Paulo VI, referindo-se às práticas contraceptivas, ensinou que nunca é lícito «fazer objeto de um ato positivo da vontade o que é intrinsecamente desordenado e por si mesmo indigno da pessoa humana, ainda que com isso se quisesse salvaguardar ou promover o bem individual, familiar ou social» (Paulo VI, Enc. Humanae vitae, 25-07-1968, 14).

[6] Estas teorias não afirmam que «se pode fazer um mau para obter um bem», senão que não se pode dizer que tenha comportamentos que são sempre maus, porque depende em cada caso da “proporção” entre bens e males, ou das “consequências” (cfr. João Paulo II, Enc. Veritatis splendor, 75).

Por exemplo, um proporcionalista não sustentaria que “se pode fazer uma fraude por um fim bom”, mas que examinaria se o que se faz é ou não é uma fraude (se o “objetivamente escolhido” é uma fraude ou não) tendo em conta todas as circunstâncias, e a intenção. Depois poderia dizer que não é uma fraude algo que o seja na realidade, e poderia justificar essa ação (ou qualquer outra).

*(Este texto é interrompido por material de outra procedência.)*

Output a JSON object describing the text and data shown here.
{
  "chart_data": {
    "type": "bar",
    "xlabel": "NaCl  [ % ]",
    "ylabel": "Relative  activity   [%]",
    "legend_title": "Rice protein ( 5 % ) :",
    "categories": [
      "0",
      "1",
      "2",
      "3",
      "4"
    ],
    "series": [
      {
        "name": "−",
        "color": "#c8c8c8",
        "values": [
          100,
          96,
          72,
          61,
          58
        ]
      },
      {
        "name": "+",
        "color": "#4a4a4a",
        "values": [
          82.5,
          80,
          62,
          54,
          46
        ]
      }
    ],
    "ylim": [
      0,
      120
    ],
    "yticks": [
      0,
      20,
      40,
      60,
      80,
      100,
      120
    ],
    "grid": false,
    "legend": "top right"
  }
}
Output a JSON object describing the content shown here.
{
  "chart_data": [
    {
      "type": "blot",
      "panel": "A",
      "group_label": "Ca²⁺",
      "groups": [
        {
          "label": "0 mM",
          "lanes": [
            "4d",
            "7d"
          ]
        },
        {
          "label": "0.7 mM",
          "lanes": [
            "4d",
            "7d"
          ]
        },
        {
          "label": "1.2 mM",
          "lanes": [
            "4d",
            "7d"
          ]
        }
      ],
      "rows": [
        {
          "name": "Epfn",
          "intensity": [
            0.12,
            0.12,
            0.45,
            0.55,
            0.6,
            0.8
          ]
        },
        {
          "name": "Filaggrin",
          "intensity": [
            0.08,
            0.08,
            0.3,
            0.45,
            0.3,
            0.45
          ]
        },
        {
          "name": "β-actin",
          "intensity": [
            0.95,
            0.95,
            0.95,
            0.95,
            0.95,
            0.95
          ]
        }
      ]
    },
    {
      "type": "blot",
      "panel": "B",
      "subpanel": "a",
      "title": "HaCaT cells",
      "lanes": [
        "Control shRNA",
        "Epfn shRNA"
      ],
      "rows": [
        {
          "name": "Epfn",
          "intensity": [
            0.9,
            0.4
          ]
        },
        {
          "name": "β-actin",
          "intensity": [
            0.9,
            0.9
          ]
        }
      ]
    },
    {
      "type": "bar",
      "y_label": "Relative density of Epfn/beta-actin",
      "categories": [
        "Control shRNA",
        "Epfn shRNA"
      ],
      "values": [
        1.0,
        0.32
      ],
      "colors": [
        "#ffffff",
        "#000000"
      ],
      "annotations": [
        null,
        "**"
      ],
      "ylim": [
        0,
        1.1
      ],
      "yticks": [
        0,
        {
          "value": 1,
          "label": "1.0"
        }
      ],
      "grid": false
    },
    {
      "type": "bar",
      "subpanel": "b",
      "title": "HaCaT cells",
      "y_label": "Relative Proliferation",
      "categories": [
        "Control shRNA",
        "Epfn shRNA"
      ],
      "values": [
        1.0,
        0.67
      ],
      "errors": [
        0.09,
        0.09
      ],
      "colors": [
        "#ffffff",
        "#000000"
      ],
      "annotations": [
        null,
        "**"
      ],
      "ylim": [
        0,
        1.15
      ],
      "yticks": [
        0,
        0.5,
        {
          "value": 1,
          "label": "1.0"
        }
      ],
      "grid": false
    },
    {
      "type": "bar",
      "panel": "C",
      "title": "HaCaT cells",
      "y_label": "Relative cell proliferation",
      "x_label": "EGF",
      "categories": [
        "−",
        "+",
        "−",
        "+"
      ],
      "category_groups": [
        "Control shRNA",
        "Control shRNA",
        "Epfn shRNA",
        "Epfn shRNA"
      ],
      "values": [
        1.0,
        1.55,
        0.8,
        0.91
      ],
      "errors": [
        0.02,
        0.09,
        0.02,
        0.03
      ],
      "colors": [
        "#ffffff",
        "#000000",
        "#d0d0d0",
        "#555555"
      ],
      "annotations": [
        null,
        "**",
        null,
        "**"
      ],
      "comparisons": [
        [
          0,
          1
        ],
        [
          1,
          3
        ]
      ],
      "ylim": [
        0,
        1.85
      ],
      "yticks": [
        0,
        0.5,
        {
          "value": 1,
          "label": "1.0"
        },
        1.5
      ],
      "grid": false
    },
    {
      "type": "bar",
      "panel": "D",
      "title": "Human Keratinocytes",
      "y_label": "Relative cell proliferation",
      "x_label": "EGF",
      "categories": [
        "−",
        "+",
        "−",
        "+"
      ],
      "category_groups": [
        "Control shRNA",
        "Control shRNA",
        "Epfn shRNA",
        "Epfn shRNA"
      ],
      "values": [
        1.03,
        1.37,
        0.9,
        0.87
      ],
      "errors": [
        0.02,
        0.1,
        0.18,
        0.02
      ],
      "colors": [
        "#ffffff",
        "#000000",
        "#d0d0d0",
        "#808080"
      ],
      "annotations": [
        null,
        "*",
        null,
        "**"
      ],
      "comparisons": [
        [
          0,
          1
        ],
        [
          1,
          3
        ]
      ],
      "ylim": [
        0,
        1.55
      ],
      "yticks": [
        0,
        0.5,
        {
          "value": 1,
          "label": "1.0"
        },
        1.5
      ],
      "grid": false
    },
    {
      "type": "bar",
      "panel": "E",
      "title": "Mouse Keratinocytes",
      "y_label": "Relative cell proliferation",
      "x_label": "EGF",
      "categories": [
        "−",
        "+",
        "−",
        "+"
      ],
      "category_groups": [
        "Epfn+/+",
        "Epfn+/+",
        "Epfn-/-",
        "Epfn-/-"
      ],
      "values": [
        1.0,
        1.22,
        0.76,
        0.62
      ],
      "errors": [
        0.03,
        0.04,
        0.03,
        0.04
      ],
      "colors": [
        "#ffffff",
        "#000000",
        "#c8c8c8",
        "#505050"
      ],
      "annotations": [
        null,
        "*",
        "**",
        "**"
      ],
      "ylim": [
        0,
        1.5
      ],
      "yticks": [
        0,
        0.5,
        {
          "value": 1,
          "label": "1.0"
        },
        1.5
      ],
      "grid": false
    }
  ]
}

[7] O objeto moral refere-se ao que a vontade quer com o ato concreto (por exemplo: matar a uma pessoa, dar uma esmola), enquanto a intenção refere-se ao porque o quer (por exemplo: para cobrar uma herança, para ficar bem adiante de outros ou para ajudar a um pobre).

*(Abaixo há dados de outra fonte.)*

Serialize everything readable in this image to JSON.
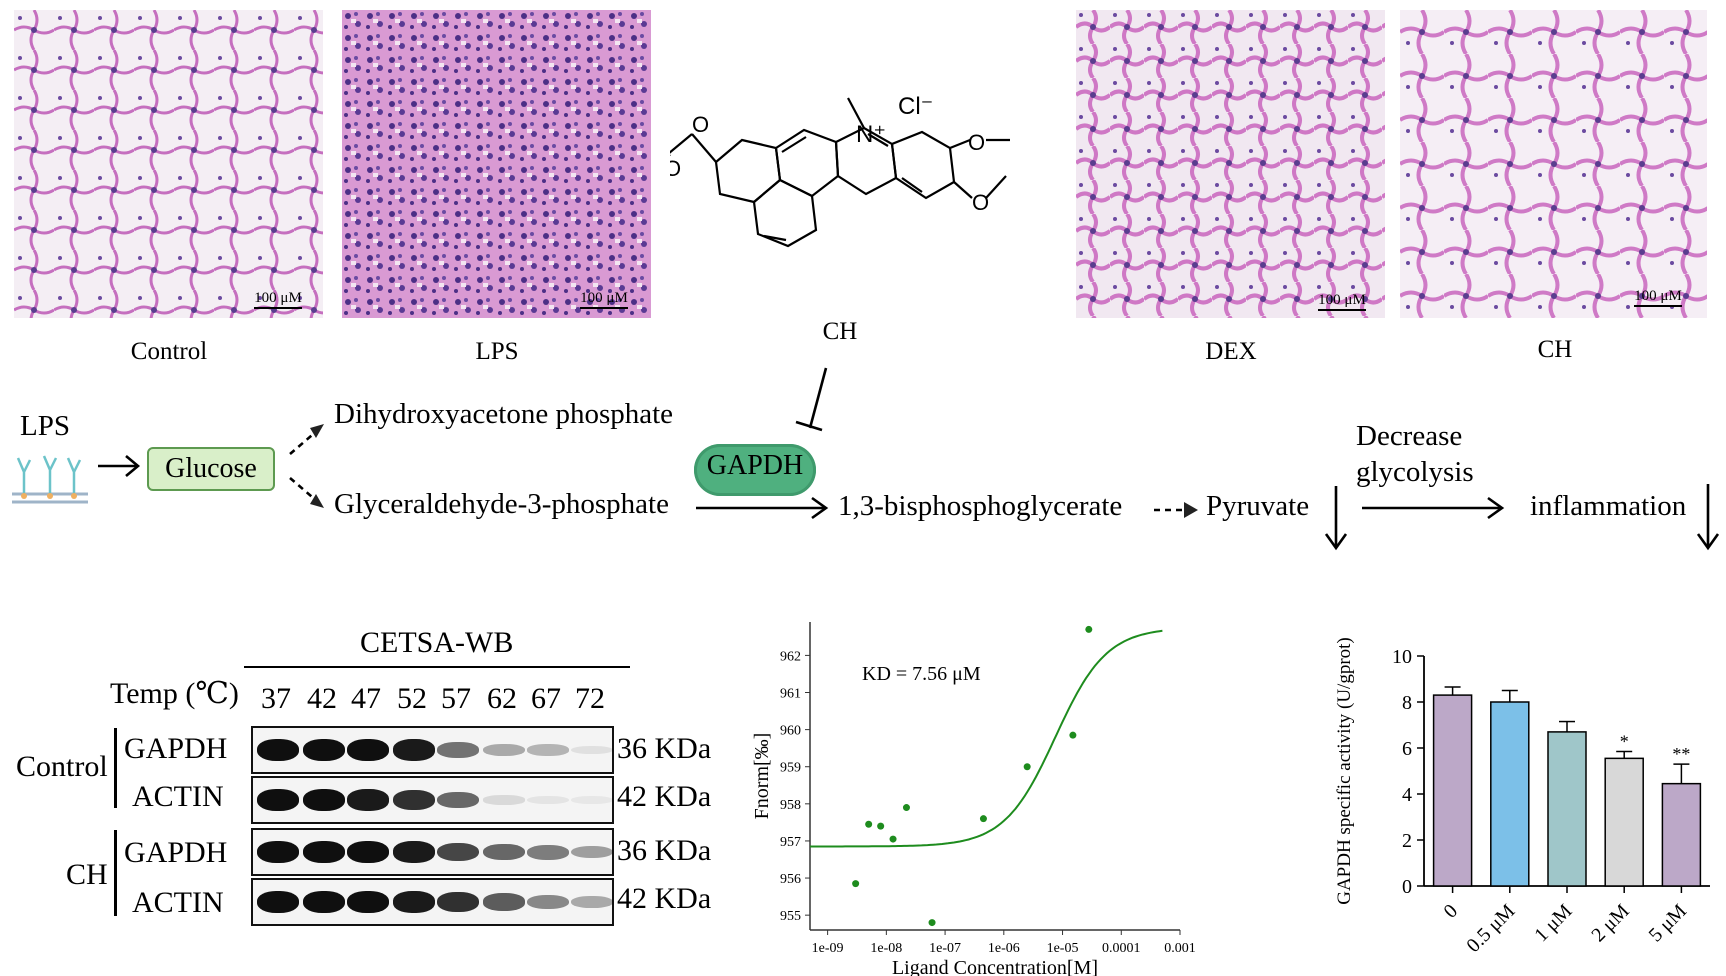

[8] João Paulo II, Enc. Veritatis splendor, 78.

[9] Por exemplo, um serviço que se faz a alguém tem por fim ajudar ao próximo, mas pode estar inspirado ao mesmo tempo pelo amor de Deus como fim último de todas nossas ações, ou se pode fazer por interesse próprio ou para satisfazer a vaidade (cfr. Catecismo, 1752).

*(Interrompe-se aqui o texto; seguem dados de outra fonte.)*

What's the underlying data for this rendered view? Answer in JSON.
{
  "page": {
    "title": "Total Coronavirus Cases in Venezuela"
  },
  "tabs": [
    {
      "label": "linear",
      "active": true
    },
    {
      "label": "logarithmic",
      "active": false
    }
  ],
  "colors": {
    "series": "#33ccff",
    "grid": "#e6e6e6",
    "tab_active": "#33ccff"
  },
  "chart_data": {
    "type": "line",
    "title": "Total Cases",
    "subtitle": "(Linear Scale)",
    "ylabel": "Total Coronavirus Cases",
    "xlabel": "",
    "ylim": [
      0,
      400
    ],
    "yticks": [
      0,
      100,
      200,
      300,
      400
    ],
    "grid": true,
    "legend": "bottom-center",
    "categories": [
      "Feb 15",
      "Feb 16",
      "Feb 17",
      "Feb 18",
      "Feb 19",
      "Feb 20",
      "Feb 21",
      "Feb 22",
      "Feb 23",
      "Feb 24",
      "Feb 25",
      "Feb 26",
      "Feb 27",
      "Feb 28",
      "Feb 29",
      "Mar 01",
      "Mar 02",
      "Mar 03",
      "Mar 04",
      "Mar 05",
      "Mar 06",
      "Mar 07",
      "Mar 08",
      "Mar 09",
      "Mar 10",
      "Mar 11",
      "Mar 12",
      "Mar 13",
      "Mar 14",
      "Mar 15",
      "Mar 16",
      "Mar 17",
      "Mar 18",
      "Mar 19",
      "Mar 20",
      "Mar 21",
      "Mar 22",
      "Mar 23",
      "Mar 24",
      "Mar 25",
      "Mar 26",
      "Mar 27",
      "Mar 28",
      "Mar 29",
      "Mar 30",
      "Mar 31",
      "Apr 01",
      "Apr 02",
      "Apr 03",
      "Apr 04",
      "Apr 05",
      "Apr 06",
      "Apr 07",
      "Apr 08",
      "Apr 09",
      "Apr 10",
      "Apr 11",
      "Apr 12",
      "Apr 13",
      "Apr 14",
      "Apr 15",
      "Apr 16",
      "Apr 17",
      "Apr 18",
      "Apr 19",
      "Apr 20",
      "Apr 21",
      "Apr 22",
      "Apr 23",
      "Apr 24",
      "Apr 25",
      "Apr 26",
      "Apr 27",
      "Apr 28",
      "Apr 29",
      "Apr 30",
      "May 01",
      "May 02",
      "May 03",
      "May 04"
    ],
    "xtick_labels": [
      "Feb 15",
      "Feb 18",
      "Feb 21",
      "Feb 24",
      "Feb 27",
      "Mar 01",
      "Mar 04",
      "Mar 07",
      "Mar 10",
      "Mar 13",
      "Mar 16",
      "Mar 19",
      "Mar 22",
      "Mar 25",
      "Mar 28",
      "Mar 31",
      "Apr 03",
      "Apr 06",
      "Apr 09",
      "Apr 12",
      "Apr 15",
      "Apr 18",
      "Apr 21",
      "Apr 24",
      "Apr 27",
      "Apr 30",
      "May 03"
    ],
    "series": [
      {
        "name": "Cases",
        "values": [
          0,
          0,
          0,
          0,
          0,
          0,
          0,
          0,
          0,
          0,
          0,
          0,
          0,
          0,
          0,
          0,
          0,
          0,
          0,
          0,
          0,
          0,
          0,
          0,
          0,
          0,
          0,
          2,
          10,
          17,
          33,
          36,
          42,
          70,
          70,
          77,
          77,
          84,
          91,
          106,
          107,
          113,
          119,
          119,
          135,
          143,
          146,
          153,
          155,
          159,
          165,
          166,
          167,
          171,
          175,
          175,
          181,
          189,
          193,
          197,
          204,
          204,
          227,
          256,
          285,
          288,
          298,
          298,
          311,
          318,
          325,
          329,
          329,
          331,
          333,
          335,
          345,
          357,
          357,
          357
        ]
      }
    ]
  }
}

[10] «Sucede frequentemente que o homem atua com boa intenção, mas sem proveito espiritual porque lhe falta a boa vontade. Por exemplo, alguém rouba para ajudar aos pobres: neste caso, conquanto a intenção é boa, falta a retidão da vontade porque as obras são más. Em conclusão, a boa intenção não autoriza a fazer nenhuma obra má. “Alguns dizem: façamos o mau para que venha o bem. Estes bens merecem a própria condenação” (Rm 3, 8)» (Santo Tomás de Aquino, In duo praecepta caritatis: Opuscula theologica, II, n. 1168).

[11] Isto é, para que um ato livre se ordene ao verdadeiro fim último, se requer:

a) que seja, em si mesmo, ordenáveis ao fim: é a bondade objetiva, ou pelo objeto, do ato moral

b) que seja ordenável ao fim nas circunstâncias de lugar, tempo, etc., em que se realiza.

c) que a vontade do sujeito efetivamente o ordene ao verdadeiro último fim: é a bondade subjetiva, ou pela intenção.

[12] «Por exemplo, um acidente provocado pela ignorância do código de trânsito» (Catecismo, 1736). Ao ignorar —entende-se que voluntariamente, culpadamente— normas elementares do código de trânsito, se pode dizer que se querem de modo indireto as consequências dessa ignorância.

[13] Por exemplo, aquele que toma uma pastilha para curar o catarro, sabendo que lhe dará algo de sono, o que quer diretamente é curar o catarro, e indiretamente o sono. Propriamente falando, os efeitos indiretos de uma ação não se “querem”, mas se toleram ou permitem uma vez inevitavelmente unidos ao que se precisa fazer.

[14] A culpa é, em consequência, a responsabilidade que contraímos ante Deus ao pecar, nos fazendo merecedores de castigo.

[15] Cfr. Concilio de Trento: DS 1546.

[16] Quando o cristão age bem, «a ação paternal de Deus é o primeiro, uma vez que Ele impulsiona, e o livre fazer do homem é o segundo uma vez que este colabora, de sorte que os méritos das obras boas devem atribuir à graça de Deus em primeiro lugar, e ao fiel cristão, seguidamente» (ibidem).